Becca will play Montreal on Saturday 30 September at Ursa as part of this week’s Pop Montreal festival.


We caught up with them over Zoom to chat music, relationships, survival and hope.

Watch the full interview below:

Montreal Rocks: So, Becca, how are you?

I’m doing well, thank you.

It seems like the obvious question to start an interview with, but I feel like after I’ve been listening to your music for a while and paying attention to the lyrics, I feel like I want to know how you are.

Wow. That is a very nice thing to say, and I think it’s really interesting. I always joke with friends like, “Maybe you should ask me how I am doing because I’m saying it in my lyrics more than I’m saying it always in real life or in my conversation.”

So, yes, I am doing much better, and I am very thankful to be here, and I think that is testament to the work I’ve done in my life and also the music that I’ve made. It keeps me going. I said that to the audience last night. We’re on tour right now, so I was saying that to them. This is the reason why I’m still here, is the music that I make, and being able to play it live is pretty much what I love the most about being a musician, honestly.

Your lyrics are very personal, and a lot of musicians leave their lyrics very open to interpretation. Some of your lyrics are like that, but a lot are very just like you’re bearing it all. Is that why people connect with it, do you think? And also, do you ever worry about sharing too much?

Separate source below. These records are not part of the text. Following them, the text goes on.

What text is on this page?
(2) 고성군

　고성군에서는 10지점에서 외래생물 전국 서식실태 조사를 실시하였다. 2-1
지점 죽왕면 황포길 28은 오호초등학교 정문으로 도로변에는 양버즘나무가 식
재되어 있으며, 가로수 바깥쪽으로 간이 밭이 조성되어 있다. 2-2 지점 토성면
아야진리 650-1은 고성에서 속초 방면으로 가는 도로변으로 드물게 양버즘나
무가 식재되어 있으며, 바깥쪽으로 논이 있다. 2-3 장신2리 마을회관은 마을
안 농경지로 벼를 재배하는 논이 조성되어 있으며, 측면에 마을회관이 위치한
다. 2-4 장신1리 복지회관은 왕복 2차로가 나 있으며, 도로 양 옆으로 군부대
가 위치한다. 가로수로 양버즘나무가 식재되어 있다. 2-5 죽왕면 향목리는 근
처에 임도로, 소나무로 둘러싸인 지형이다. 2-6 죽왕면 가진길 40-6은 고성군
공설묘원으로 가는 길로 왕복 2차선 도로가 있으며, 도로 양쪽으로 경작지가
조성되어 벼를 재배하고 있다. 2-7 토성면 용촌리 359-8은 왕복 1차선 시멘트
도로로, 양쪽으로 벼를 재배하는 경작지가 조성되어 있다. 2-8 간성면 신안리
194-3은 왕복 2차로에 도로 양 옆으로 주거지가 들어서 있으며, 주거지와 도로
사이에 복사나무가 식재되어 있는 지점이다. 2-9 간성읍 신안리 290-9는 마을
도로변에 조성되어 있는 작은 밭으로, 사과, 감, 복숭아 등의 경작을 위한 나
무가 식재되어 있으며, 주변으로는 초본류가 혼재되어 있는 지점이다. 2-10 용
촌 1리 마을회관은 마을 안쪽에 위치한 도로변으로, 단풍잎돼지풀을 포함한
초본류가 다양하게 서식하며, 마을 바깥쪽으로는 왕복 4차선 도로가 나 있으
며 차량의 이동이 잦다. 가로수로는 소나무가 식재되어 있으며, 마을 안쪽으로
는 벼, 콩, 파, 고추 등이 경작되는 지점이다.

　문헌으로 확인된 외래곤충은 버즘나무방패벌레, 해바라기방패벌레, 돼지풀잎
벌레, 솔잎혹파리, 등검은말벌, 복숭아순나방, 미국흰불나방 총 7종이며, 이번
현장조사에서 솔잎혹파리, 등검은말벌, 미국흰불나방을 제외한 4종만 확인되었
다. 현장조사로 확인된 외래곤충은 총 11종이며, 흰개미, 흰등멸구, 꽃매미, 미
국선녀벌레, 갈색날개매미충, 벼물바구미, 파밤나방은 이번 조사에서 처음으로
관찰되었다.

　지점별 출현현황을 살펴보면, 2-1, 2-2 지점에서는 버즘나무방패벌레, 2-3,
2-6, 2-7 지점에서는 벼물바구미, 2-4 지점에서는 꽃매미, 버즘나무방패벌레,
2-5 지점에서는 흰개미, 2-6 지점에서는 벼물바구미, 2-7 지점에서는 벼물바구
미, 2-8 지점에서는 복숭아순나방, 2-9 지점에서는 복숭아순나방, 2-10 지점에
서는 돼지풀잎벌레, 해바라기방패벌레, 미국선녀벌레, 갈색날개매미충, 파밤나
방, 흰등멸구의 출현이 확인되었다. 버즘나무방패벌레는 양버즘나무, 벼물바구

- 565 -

Yeah, I mean, I would say that I’ve had some conversations with some friends about the left hand in particular. They said, well, number one, they all said that they cried through the record. And then fans have said that too. They’re like, “Oh, I really felt that.” I think for me, it’s like this. It’s always a risk to bear your truth in front of strangers because people can interpret that and misuse it and even abuse you at the end of the day. But that’s their choice. And the world is so, I think, equally as beautiful and as cruel as it is. And I think for me, I just want to provide a place where people are allowed to be honest. And honesty isn’t always sexy, and it isn’t always fun, but it is important, and it makes me, I think, feel connected to others in a really real way. And I need that as a person. Like, I can’t be a liar, you know? It’s just not in me to do that. So, yeah, it’s a risk, but it’s the one I take, and I appreciate the fact that people are responding to it and allowing themselves to open up as well.

Left Hand has been out a few weeks. You said you’ve been out on the road. What kind of feedback are you getting from people about it?

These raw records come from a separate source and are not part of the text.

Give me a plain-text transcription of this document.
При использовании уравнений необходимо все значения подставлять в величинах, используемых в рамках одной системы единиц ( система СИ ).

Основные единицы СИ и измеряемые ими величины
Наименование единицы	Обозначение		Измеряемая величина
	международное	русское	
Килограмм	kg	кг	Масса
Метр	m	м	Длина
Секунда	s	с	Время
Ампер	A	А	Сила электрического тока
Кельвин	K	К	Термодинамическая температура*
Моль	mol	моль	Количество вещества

I’ve been pretty overwhelmed. I’ve gotten a lot of, you’ve really like levelled up. I think that there’s been a huge shift in me as an artist. I’ve put a lot of time and money into my touring rig. I have bought my own Play Black rig, which are in-ears that we run ourselves.

So, last night, we played a show, and it was amazing. And the feedback, so we’re opening a tour right now. We’re opening for my friend Joy Oladokun, and we just had such a good show. I think this is always an indication, when my merch line is super long right after a show, then, you know, you killed it. So, yeah. That’s nice.

Do you stick it around to watch Joy every night?

Oh, yeah, I love Joy. Joy is a good friend of mine. We’ve known each other for a long time. And we talked a lot last night, actually, after the show. And I just think that the two of us on a tour together is so powerful and so on purpose, like Joy really did want to support other people of colour. Like, you know, I’m Puerto Rican. And I know for me in the indie world, especially the indie world, she’s more in the pop kind of like almost mainstream at this point. The indie world, it’s funny. It’s I always thought it was going to be more accepting than the Americana world. And I have found that it’s even worse.

There’s so many barriers, I think, still there for people of color to really be celebrated. It’s still like the white folks are at the top of the indie world. So like everything else, you know, so it’s very important to us to be on a tour where that’s being celebrated. And the fans, I think, are really responding to that. It’s really, really special.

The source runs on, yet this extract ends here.